Kynigosaurus (meaning "toothy hunter" in Greek) - suggested names included Afrovenator tyrannius, Elaphrotyrannus,Tyranniusaurus ebe and E-Tyrannus, is the name for a dubious genus of theropod dinosaurs which may have been the same animal as Afrovenator. It was formally named and described in 2019.This species lived during the Middle Jurassic period in what is now northeastern Niger. One tooth of Kynigosaurus odontotos, the type and only species, exists and was discovered during the 1930s in an unknown formation in Niger.

Discovery and naming[edit]

Holotype tooth seen from various angles

The slang term "E-Tyrannus" was first used in 1957 by paleontologists who were trying to figure out what the tooth found in a Nigerian farmer's ranch belonged to. The word E comes from early and tyrannos (τύραννος, "tyrant"), a reference to its original classification as an early member of the Tyrannosauroidea. It is now classified as a basal Afrovenatorine related to Afrovenator. The name E-Tyrannus means 'early tyrant'.

The name Kynigosaurus was not used until 2019, when the genus was formally described by Krumpun Nitz, the purported buyer of the tooth in 1957.

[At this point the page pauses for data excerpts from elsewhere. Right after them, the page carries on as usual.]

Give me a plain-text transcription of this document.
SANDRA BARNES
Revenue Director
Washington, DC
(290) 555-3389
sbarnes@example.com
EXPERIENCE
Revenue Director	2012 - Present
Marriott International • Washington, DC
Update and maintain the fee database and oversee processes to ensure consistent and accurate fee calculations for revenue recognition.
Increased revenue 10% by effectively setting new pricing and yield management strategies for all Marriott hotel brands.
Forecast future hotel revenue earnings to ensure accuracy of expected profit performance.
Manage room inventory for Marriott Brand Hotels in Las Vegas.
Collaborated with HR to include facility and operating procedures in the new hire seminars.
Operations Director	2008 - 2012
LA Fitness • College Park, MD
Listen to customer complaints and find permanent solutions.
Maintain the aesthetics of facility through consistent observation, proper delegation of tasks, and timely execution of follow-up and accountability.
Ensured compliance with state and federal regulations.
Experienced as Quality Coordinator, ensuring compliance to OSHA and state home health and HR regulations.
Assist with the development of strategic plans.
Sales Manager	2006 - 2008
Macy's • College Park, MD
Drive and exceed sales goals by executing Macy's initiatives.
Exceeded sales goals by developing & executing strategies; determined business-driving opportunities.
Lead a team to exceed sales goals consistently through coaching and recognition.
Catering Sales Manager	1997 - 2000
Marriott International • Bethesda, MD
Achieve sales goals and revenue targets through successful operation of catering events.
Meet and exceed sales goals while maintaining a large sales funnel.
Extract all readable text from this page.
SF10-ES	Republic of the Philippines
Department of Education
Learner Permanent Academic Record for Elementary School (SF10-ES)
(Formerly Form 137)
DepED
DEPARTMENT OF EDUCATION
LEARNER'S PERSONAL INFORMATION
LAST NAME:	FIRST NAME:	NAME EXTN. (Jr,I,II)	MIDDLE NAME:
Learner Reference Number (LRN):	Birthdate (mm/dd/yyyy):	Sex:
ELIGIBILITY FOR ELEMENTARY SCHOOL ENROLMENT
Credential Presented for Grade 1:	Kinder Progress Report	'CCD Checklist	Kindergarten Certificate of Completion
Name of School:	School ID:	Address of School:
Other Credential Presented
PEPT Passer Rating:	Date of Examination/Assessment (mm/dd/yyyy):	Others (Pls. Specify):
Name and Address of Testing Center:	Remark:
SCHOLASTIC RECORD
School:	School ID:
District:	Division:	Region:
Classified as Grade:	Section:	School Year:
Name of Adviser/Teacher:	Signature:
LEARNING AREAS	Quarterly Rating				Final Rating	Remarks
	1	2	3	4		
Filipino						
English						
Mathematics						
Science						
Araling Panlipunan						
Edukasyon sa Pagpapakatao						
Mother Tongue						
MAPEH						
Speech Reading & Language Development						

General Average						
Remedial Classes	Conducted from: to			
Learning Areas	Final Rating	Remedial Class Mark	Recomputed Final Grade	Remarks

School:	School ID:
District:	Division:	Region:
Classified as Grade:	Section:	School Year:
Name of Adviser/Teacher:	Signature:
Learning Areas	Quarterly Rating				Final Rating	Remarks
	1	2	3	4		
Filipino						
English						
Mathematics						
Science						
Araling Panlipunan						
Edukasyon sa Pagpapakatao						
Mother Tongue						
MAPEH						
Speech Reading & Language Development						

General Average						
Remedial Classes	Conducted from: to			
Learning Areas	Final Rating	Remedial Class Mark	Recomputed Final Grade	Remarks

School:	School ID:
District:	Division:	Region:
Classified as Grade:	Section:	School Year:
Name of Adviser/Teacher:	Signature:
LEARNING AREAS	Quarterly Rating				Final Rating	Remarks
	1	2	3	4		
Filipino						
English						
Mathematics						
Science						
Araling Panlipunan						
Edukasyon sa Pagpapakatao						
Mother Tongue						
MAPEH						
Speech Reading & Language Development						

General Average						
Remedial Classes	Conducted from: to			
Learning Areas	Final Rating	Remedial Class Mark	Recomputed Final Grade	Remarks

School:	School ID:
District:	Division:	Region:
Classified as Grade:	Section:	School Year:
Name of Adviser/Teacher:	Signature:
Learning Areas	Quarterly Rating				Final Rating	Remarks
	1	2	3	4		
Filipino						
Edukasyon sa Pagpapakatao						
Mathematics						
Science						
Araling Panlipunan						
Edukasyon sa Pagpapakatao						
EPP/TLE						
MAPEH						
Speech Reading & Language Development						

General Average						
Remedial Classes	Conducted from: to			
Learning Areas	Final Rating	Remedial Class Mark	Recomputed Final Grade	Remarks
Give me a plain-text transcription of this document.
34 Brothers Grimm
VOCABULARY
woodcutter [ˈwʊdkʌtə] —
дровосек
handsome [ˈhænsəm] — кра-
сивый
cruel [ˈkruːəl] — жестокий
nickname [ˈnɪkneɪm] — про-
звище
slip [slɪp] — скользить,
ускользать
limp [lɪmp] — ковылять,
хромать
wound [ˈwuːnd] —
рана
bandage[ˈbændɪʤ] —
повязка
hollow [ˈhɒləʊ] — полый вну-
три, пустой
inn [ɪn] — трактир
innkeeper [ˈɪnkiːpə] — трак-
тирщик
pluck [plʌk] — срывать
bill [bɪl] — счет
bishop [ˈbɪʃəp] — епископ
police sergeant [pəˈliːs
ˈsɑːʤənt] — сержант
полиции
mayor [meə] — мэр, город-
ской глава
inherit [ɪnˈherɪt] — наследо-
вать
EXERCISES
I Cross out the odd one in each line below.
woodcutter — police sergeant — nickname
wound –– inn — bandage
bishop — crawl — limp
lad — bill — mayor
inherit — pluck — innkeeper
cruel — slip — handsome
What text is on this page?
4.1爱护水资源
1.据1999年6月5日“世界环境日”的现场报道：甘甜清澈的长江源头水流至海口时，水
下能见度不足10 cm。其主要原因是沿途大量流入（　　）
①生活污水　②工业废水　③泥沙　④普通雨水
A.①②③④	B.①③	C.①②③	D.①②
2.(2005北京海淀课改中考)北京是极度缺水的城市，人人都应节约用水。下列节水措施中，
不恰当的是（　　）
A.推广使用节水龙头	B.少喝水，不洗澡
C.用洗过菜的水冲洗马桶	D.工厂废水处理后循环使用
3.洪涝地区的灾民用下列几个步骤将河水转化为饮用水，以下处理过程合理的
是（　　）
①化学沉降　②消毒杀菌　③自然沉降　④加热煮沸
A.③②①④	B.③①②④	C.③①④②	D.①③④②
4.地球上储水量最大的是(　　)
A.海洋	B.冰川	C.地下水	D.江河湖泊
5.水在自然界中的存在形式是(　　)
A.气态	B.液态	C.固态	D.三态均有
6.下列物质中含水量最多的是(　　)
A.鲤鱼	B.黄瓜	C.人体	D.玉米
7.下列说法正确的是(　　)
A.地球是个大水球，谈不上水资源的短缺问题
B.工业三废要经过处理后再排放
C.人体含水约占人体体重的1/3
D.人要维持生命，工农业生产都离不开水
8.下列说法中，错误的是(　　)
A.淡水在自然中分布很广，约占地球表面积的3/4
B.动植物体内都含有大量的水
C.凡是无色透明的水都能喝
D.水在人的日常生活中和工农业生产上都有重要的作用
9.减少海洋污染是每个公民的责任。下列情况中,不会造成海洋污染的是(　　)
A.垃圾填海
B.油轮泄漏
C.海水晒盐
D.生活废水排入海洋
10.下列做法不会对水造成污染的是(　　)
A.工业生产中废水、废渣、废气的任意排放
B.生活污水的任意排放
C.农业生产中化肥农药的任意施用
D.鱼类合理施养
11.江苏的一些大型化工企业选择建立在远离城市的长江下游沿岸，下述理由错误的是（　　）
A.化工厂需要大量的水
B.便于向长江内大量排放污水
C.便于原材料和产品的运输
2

Kynigosaurus is only known from one complete tooth acquired from a fossil dealer who claimed the tooth had its provenance in a single quarry within an unknown Nigerian farm. They were thus probably found in a layer of the Tiourarén Formation, dating from the Bathonian, approximately 167 million years old. The specimens had been cut into pieces about the size of bath mats, which could be carried by two people.

The holotype, UC OBA 31, consists of a single tooth almost destroyed in 1966. A possible paratype was discovered in 2002 (known as UC OBA 65), consisting of a tooth of a smaller individual too from Niger. The fossils are part of the collections of the University of Chicago but have been prepared by the Institute of Vertebrate Paleontology and Paleoanthropology, under no guidance.

Possible paratype

Description[edit]

According to a 2018 study, Kynigosaurus would have been somewhat around 4-6 meters long.